Manganese and Zinc Deficiency Symptoms in North Texas Lawns

Hamann Lawn Care & Weed Control · Weed Control & Fertilizer · June 28, 2025

Your Bermuda is yellowing. Your St. Augustine looks washed out. You’ve watered, you’ve fertilized, and still — something looks off. Here’s a scenario that catches a lot of North Texas homeowners completely off guard: the soil might have plenty of manganese and zinc present, and your grass still can’t use them. Welcome to the world of micronutrient deficiencies in DFW’s alkaline clay, where being “present” doesn’t mean being available. Let’s break down what manganese and zinc actually do for your turf, how to tell them apart when things go wrong, and exactly what to do about it.

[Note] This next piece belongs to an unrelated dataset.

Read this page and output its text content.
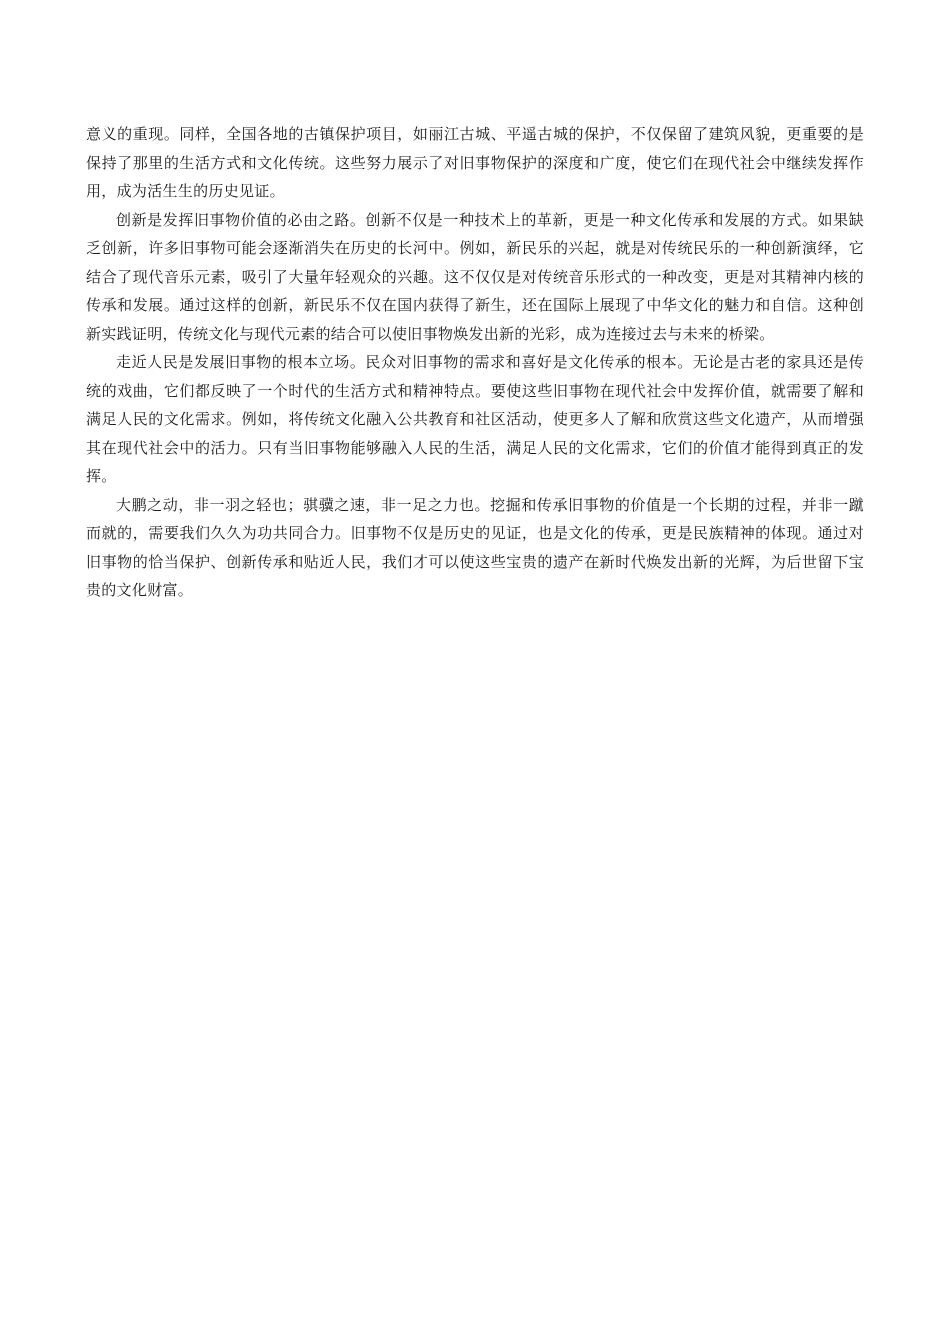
意义的重现。同样，全国各地的古镇保护项目，如丽江古城、平遥古城的保护，不仅保留了建筑风貌，更重要的是保持了那里的生活方式和文化传统。这些努力展示了对旧事物保护的深度和广度，使它们在现代社会中继续发挥作用，成为活生生的历史见证。

创新是发挥旧事物价值的必由之路。创新不仅是一种技术上的革新，更是一种文化传承和发展的方式。如果缺乏创新，许多旧事物可能会逐渐消失在历史的长河中。例如，新民乐的兴起，就是对传统民乐的一种创新演绎，它结合了现代音乐元素，吸引了大量年轻观众的兴趣。这不仅仅是对传统音乐形式的一种改变，更是对其精神内核的传承和发展。通过这样的创新，新民乐不仅在国内获得了新生，还在国际上展现了中华文化的魅力和自信。这种创新实践证明，传统文化与现代元素的结合可以使旧事物焕发出新的光彩，成为连接过去与未来的桥梁。

走近人民是发展旧事物的根本立场。民众对旧事物的需求和喜好是文化传承的根本。无论是古老的家具还是传统的戏曲，它们都反映了一个时代的生活方式和精神特点。要使这些旧事物在现代社会中发挥价值，就需要了解和满足人民的文化需求。例如，将传统文化融入公共教育和社区活动，使更多人了解和欣赏这些文化遗产，从而增强其在现代社会中的活力。只有当旧事物能够融入人民的生活，满足人民的文化需求，它们的价值才能得到真正的发挥。

大鹏之动，非一羽之轻也；骐骥之速，非一足之力也。挖掘和传承旧事物的价值是一个长期的过程，并非一蹴而就的，需要我们久久为功共同合力。旧事物不仅是历史的见证，也是文化的传承，更是民族精神的体现。通过对旧事物的恰当保护、创新传承和贴近人民，我们才可以使这些宝贵的遗产在新时代焕发出新的光辉，为后世留下宝贵的文化财富。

What Manganese Does for Your Lawn

Manganese (Mn) is a trace mineral that plays several critical roles in how your grass grows. Most importantly, it’s essential for photosynthesis — it’s directly involved in splitting water molecules inside the chloroplasts to produce the oxygen and energy that drive the whole process. Without enough manganese, the grass simply can’t photosynthesize at full capacity, and that shows up visually fast.

Manganese also functions as an enzyme activator throughout the plant, helping with nitrogen metabolism, root development, and disease resistance. In Bermuda grass specifically, adequate manganese contributes to that dense, dark lateral growth pattern that makes a well-maintained Bermuda lawn look like a putting green. When Mn is deficient, Bermuda tends to look thin, pale, and uneven even when everything else appears to be in order.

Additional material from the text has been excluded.